FTK’s Initial Agreement with ProFrac
On February 02, the company announced its long-term agreement with ProFrac Services, LLC for its full portfolio of sustainable chemistry solutions.
According to the contract, FTK was supposed to provide full downhole chemistry solutions for three years. The immediate expected contracted backlog of revenue was over $230 million.
Expansion of the Agreement
On February 17, the company announced an agreement for the expansion of the contract. The new expansion is expected to increase revenue backlog by at least $1 billion after closing and as much as $2.1 billion over the next decade.
Terms of Agreement
- FTK will issue convertible notes to ProFrac with a maturity of one year and amount based on expansion size.

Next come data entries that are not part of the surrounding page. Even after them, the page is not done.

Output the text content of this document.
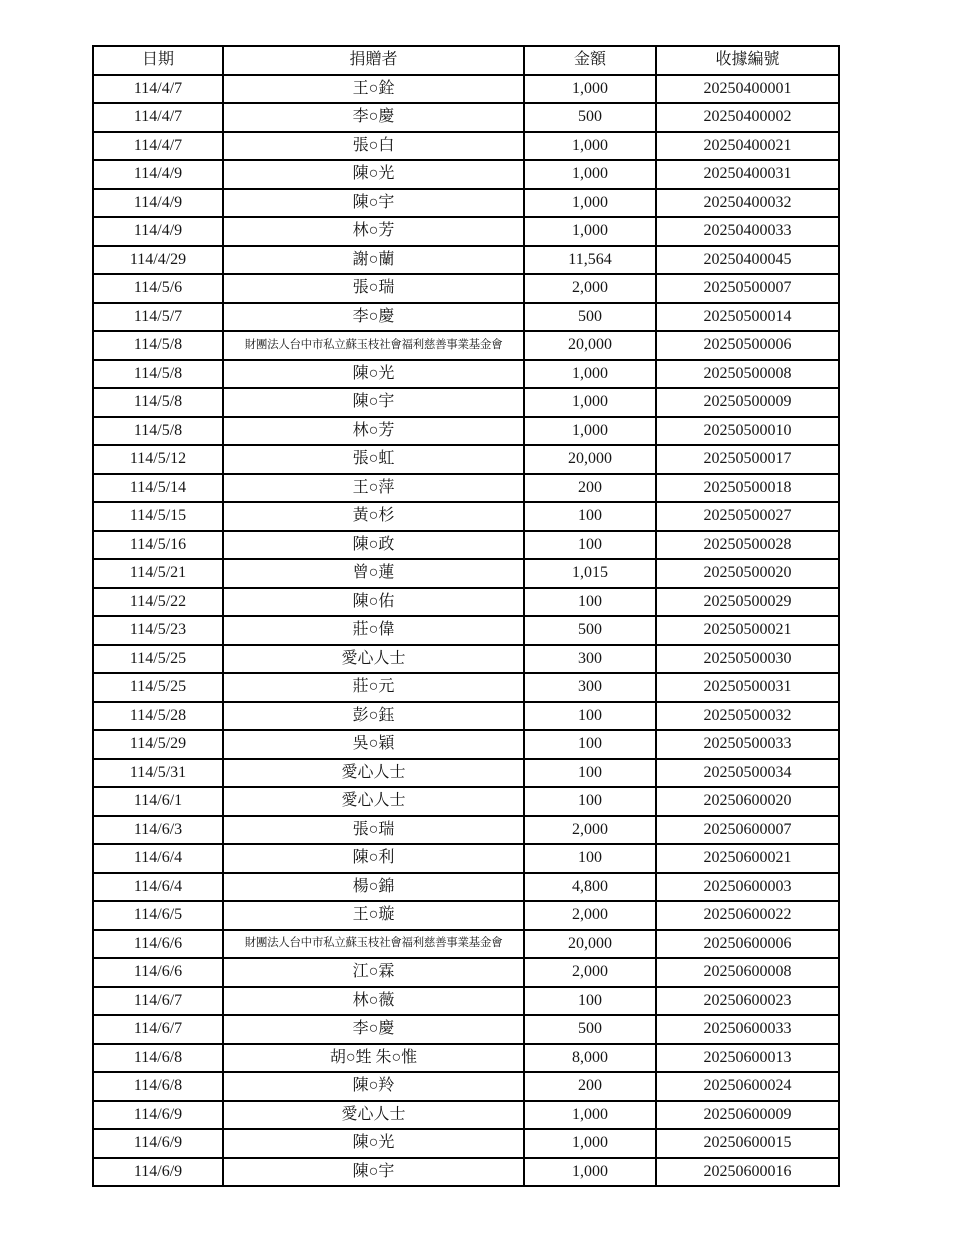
日期	捐贈者	金額	收據編號
114/4/7	王○銓	1,000	20250400001
114/4/7	李○慶	500	20250400002
114/4/7	張○白	1,000	20250400021
114/4/9	陳○光	1,000	20250400031
114/4/9	陳○宇	1,000	20250400032
114/4/9	林○芳	1,000	20250400033
114/4/29	謝○蘭	11,564	20250400045
114/5/6	張○瑞	2,000	20250500007
114/5/7	李○慶	500	20250500014
114/5/8	財團法人台中市私立蘇玉枝社會福利慈善事業基金會	20,000	20250500006
114/5/8	陳○光	1,000	20250500008
114/5/8	陳○宇	1,000	20250500009
114/5/8	林○芳	1,000	20250500010
114/5/12	張○虹	20,000	20250500017
114/5/14	王○萍	200	20250500018
114/5/15	黃○杉	100	20250500027
114/5/16	陳○政	100	20250500028
114/5/21	曾○蓮	1,015	20250500020
114/5/22	陳○佑	100	20250500029
114/5/23	莊○偉	500	20250500021
114/5/25	愛心人士	300	20250500030
114/5/25	莊○元	300	20250500031
114/5/28	彭○鈺	100	20250500032
114/5/29	吳○穎	100	20250500033
114/5/31	愛心人士	100	20250500034
114/6/1	愛心人士	100	20250600020
114/6/3	張○瑞	2,000	20250600007
114/6/4	陳○利	100	20250600021
114/6/4	楊○錦	4,800	20250600003
114/6/5	王○璇	2,000	20250600022
114/6/6	財團法人台中市私立蘇玉枝社會福利慈善事業基金會	20,000	20250600006
114/6/6	江○霖	2,000	20250600008
114/6/7	林○薇	100	20250600023
114/6/7	李○慶	500	20250600033
114/6/8	胡○甡 朱○惟	8,000	20250600013
114/6/8	陳○羚	200	20250600024
114/6/9	愛心人士	1,000	20250600009
114/6/9	陳○光	1,000	20250600015
114/6/9	陳○宇	1,000	20250600016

- The company will also grant ProFrac the right for the appointment of two members to its board of directors.
Additionally, the conversion price of the notes is $1.088125 per share before maturity and $0.8705 per share at maturity. Moreover, the transaction would close in Q2 2022 as per certain required conditions.
FTK’s Financial Highlights
In Q3 2021, the company had consolidated revenues of $10.2 million with a decline of 20.1% YOY.
Furthermore, the net income in Q3 2021 was $0.5 million or $0.01 per basic and diluted share. This compares to a loss in the previous quarter.
In addition, the company ended the quarter with cash and cash equivalents of $20.5 million and $4.8 million on PPP loans outstanding. Due to the application for forgiveness for its PPP loans, the current portion of long-term debt has been reduced to $1.3 million as of September 30, 2021.